As is clear from the above description, the image sensor according to the present invention has the advantage of serving both as an imaging section and a storage section, and can be randomly accessed, and is extremely useful for use in information processing such as pattern identification.

[Brief explanation of drawings]

FIG. 1 is a diagram showing an embodiment of the present invention, and FIG. 2 is a diagram showing a main part of the output section of FIG. 1. 11.12,13...21,22,23...
...: Photocell electrode, T11. T12. T13...
...T21. T22. T23...: Gate electrode, B1. B2
゜B3...: Signal line, Qir, Qio: F
ET, N: Binarization circuit.

Claims (1)

[Scope of Claims] 1. A plurality of photocells having transparent electrodes formed on a semiconductor substrate via an insulating layer, and charges of the photocells obtained in response to an optical image projected onto the group of photocells. regeneration circuit means for detecting the amount of charge and resupplying the photoelectric cell with a specific amount of charge corresponding to the detected signal level; and a charge transfer gate electrode provided between the means and the photoelectric cell.
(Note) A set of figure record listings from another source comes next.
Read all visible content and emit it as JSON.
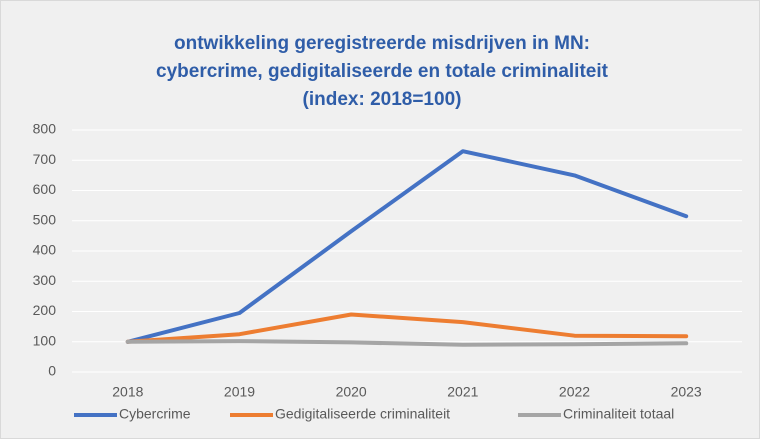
{
  "chart_data": {
    "type": "line",
    "title": [
      "ontwikkeling geregistreerde misdrijven in MN:",
      "cybercrime, gedigitaliseerde en totale criminaliteit",
      "(index: 2018=100)"
    ],
    "categories": [
      "2018",
      "2019",
      "2020",
      "2021",
      "2022",
      "2023"
    ],
    "series": [
      {
        "name": "Cybercrime",
        "color": "#4472c4",
        "values": [
          100,
          195,
          465,
          730,
          650,
          515
        ]
      },
      {
        "name": "Gedigitaliseerde criminaliteit",
        "color": "#ed7d31",
        "values": [
          100,
          125,
          190,
          165,
          120,
          118
        ]
      },
      {
        "name": "Criminaliteit totaal",
        "color": "#a5a5a5",
        "values": [
          100,
          102,
          98,
          90,
          92,
          95
        ]
      }
    ],
    "ylim": [
      0,
      800
    ],
    "yticks": [
      0,
      100,
      200,
      300,
      400,
      500,
      600,
      700,
      800
    ],
    "grid": true,
    "legend": "bottom"
  }
}
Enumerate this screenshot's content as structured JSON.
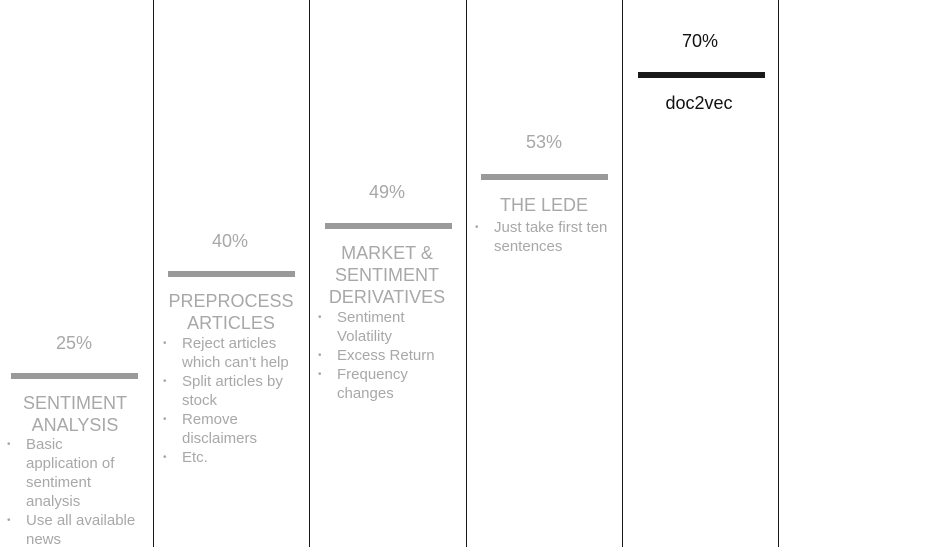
{
  "steps": [
    {
      "id": "sentiment-analysis",
      "percent": "25%",
      "title_lines": [
        "SENTIMENT",
        "ANALYSIS"
      ],
      "bullets": [
        "Basic application of sentiment analysis",
        "Use all available news"
      ]
    },
    {
      "id": "preprocess-articles",
      "percent": "40%",
      "title_lines": [
        "PREPROCESS",
        "ARTICLES"
      ],
      "bullets": [
        "Reject articles which can’t help",
        "Split articles by stock",
        "Remove disclaimers",
        "Etc."
      ]
    },
    {
      "id": "market-sentiment-derivatives",
      "percent": "49%",
      "title_lines": [
        "MARKET &",
        "SENTIMENT",
        "DERIVATIVES"
      ],
      "bullets": [
        "Sentiment Volatility",
        "Excess Return",
        "Frequency changes"
      ]
    },
    {
      "id": "the-lede",
      "percent": "53%",
      "title_lines": [
        "THE LEDE"
      ],
      "bullets": [
        "Just take first ten sentences"
      ]
    },
    {
      "id": "doc2vec",
      "percent": "70%",
      "title_lines": [
        "doc2vec"
      ],
      "bullets": []
    }
  ],
  "colors": {
    "muted_text": "#a8a8a8",
    "muted_bar": "#9a9a9a",
    "highlight": "#111111",
    "divider": "#1a1a1a"
  }
}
An image sensor that is characterized by: 2. The image sensor according to claim 1, wherein the photoelectric cells and the charge transfer gate electrodes corresponding to the photoelectric cells are arranged in a matrix shape. 3. The image sensor according to claim 2, wherein the reproducing circuit means is provided for each row or column of the charge transfer gate electrodes arranged in a matrix. 4. The regeneration circuit means has a signal line indicating a potential corresponding to the amount of charge stored under the charge transfer gate electrode, a circuit for extracting the potential of the signal line, and an output terminal using the output of the extracting circuit as an input signal. 2. The image sensor according to claim 1, wherein the image sensor comprises a binarization circuit connected to the signal line via a capacitor.